In South Africa, antenatal care, HIV treatment programs, and HIV prevention services are often delivered separately, and this division of health services creates barriers to comprehensive care. The ANC ARV program combines antenatal care, delivery of HAART to pregnant women with advanced HIV, and interventions for the prevention of mother-to-child HIV transmission in a coordinated and expedited fashion. Within the ANC ARV program, initiating women on HAART during pregnancy was feasible, safe, and effective. HAART-related complications were low, and in the subset of women on whom follow-up CD4+ cell counts and HIV viral loads were available, most had an excellent response to therapy with good short-term immune reconstitution and successful viral suppression. Advanced immunosuppression, late gestational age at presentation, and high rates of loss to follow-up emerge as important challenges in this population. As a result of the success of the ANC ARV at Johannesburg Hospital, 4 additional sites have been opened in the surrounding area, including 2 programs managed by midwives within primary health care clinics. It is anticipated that with ongoing support from public health leadership, sustainability will be attainable. This type of integrated program may be a crucial step toward closing the HIV treatment gap in South Africa.

References

  1. Martinson NA, Ekouevi DK, Dabis F, et al. Transmission rates in consecutive pregnancies exposed to single-dose nevirapine in Soweto, South Africa and Abidjan, Côte d'Ivoire. J Acquir Immune Defc Syndr. 2007;45:206-209.

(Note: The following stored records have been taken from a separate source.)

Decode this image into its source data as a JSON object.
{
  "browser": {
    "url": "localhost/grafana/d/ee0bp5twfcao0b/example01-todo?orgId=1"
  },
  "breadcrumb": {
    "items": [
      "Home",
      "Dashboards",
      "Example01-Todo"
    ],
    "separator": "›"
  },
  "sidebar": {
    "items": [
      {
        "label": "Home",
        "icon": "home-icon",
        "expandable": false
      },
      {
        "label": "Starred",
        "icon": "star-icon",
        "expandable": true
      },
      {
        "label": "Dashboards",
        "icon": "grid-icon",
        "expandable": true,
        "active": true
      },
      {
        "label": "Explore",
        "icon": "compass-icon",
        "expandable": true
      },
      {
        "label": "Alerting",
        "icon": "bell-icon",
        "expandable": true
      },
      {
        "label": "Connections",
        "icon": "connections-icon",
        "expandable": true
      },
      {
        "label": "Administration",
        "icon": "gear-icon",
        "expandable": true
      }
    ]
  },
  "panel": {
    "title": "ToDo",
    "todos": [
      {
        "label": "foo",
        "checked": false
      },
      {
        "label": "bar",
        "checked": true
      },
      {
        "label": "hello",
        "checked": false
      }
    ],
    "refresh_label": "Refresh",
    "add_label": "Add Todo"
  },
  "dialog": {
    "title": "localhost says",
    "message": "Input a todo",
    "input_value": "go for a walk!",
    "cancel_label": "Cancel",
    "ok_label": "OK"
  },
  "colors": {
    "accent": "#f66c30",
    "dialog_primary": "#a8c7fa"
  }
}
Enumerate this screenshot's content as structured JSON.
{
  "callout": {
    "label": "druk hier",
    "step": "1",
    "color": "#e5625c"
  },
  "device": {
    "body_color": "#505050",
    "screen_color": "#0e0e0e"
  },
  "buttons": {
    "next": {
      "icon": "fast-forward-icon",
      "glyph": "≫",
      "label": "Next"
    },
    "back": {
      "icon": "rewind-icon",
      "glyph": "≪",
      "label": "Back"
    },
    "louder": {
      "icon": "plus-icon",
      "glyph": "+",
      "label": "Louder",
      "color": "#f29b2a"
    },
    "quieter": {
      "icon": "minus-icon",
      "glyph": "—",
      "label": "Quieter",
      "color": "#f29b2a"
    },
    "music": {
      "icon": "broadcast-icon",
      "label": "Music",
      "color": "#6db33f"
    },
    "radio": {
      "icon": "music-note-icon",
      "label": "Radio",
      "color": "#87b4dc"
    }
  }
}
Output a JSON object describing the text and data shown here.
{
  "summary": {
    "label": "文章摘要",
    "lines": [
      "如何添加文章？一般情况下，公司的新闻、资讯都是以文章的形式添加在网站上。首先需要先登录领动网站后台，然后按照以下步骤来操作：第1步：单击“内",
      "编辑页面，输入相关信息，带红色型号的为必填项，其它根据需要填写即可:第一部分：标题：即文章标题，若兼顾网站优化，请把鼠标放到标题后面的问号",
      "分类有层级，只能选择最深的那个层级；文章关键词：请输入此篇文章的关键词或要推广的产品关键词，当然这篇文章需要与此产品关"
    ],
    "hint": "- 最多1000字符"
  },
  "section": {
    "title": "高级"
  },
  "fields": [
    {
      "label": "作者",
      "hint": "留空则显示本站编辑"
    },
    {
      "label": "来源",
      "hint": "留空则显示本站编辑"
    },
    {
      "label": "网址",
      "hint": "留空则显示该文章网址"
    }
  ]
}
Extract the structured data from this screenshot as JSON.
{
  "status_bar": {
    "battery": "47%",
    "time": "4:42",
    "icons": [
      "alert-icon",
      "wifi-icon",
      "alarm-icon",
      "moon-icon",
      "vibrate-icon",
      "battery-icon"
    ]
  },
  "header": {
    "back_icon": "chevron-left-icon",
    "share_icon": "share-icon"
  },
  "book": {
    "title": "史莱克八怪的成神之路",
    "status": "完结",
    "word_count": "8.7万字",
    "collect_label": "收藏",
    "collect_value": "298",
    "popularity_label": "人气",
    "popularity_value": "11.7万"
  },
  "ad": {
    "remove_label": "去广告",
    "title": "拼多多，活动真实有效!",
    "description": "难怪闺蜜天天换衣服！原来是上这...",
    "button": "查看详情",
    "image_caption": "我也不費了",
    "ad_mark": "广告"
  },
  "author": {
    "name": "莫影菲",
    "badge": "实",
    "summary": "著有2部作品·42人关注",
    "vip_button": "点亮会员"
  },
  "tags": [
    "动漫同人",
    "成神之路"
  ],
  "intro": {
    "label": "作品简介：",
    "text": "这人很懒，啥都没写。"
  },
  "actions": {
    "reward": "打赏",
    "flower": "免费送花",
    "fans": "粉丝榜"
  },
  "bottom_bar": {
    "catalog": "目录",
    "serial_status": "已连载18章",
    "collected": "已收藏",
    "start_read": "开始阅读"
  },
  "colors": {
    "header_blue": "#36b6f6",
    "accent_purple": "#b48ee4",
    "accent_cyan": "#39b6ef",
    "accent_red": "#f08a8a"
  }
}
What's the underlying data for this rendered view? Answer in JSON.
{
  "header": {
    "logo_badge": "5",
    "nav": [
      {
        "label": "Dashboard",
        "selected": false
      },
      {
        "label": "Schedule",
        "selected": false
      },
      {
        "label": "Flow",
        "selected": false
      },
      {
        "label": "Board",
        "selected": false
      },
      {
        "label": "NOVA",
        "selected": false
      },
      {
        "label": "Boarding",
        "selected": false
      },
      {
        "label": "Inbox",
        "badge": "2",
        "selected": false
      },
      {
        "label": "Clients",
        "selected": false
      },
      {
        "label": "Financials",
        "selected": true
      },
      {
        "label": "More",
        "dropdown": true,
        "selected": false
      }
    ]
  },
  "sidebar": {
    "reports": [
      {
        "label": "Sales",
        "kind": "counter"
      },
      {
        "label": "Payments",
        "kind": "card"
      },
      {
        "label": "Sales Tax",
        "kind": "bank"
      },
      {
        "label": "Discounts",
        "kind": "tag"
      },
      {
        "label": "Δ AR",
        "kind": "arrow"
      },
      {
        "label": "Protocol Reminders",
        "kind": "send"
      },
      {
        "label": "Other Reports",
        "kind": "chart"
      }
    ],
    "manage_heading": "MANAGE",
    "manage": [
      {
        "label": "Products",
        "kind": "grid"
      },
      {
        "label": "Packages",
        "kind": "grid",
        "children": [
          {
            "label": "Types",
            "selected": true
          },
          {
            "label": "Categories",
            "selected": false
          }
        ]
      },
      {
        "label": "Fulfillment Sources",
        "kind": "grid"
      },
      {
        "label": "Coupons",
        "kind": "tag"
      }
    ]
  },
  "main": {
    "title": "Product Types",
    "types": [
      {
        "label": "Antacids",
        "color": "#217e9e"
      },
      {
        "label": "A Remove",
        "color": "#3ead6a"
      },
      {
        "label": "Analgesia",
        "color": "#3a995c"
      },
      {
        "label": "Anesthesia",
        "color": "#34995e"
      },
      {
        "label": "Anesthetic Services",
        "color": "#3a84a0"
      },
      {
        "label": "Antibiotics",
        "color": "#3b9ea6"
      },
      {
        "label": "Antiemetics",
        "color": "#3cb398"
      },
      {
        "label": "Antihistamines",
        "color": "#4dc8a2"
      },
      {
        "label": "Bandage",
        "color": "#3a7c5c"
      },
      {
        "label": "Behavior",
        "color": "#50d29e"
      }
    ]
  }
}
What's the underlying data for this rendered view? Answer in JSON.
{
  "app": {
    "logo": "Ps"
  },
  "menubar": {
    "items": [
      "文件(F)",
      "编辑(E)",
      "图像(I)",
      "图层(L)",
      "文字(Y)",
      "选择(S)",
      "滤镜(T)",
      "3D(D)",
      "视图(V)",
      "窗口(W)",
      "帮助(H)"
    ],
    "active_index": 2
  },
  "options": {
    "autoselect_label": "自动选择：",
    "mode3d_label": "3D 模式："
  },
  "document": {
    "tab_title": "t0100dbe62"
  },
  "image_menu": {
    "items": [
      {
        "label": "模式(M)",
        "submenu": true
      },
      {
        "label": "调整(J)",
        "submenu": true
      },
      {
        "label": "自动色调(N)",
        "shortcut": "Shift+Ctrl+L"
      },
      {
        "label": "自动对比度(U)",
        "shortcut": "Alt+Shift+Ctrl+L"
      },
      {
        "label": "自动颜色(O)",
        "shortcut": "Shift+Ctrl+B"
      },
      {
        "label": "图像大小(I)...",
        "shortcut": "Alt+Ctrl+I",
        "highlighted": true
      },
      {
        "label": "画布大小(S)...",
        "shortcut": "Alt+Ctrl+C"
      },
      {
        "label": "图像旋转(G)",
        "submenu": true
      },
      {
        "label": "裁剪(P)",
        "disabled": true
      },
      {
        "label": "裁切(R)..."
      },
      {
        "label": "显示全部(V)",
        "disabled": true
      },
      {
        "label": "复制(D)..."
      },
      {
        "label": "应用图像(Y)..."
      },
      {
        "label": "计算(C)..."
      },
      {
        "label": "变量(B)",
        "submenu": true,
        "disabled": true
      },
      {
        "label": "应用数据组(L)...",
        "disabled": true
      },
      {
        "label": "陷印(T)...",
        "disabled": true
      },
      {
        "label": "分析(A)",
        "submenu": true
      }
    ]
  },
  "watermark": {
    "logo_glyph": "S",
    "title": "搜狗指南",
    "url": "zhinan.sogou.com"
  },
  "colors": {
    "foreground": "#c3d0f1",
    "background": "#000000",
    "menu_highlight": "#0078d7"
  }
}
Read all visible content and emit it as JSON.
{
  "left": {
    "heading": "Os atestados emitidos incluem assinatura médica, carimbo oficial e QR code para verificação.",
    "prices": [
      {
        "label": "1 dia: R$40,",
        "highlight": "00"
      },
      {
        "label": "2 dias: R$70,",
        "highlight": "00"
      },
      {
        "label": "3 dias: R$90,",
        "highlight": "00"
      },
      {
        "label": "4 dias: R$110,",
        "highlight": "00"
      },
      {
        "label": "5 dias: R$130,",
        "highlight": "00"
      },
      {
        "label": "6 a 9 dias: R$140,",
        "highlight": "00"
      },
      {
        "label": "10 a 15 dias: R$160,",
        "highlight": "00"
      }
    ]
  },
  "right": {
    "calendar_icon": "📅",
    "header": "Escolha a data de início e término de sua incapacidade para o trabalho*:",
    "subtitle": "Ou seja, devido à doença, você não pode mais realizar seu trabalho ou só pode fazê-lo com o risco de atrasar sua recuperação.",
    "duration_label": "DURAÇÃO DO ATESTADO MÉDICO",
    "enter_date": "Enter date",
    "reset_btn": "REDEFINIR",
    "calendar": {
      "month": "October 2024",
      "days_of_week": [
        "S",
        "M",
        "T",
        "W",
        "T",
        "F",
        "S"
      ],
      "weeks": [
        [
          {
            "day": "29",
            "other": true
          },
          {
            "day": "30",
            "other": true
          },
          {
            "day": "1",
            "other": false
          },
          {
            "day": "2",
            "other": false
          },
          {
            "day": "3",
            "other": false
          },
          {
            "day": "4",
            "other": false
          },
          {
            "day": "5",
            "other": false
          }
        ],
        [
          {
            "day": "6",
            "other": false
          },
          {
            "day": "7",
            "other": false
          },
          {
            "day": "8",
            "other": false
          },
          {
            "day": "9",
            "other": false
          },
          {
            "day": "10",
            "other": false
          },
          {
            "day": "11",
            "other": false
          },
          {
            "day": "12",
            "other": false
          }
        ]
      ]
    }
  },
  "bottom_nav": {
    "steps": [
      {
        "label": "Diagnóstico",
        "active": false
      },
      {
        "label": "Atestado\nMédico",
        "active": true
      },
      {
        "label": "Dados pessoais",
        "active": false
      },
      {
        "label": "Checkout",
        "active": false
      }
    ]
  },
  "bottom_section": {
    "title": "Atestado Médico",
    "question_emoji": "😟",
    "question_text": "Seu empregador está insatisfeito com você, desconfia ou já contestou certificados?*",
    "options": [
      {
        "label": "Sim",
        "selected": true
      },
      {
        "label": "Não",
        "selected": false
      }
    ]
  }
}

  2. Cooper ER, Charurat M, Mofenson L, et al. Combination antiretroviral strategies for the treatment of pregnant HIV-1-infected women and prevention of perinatal HIV-1 transmission. J Acquir Immune Defic Syndr. 2002;29:484-494.
  3. Centers for Disease Control and Prevebntion. Achievements in public health. Reduction in perinatal transmission of HIV infection-United States, 1985-2005. MMWR Morb Mortal Wkly Rep. 2006;55:592-597.
  4. Geddes R, Knight S, Moosa MY, et al. A high incidence of nucleoside reverse transcriptase inhibitor (NRTI)-induced lactic acidosis in HIV-infected patients in a South African context. S Afr Med J. 2006; 96:722-724.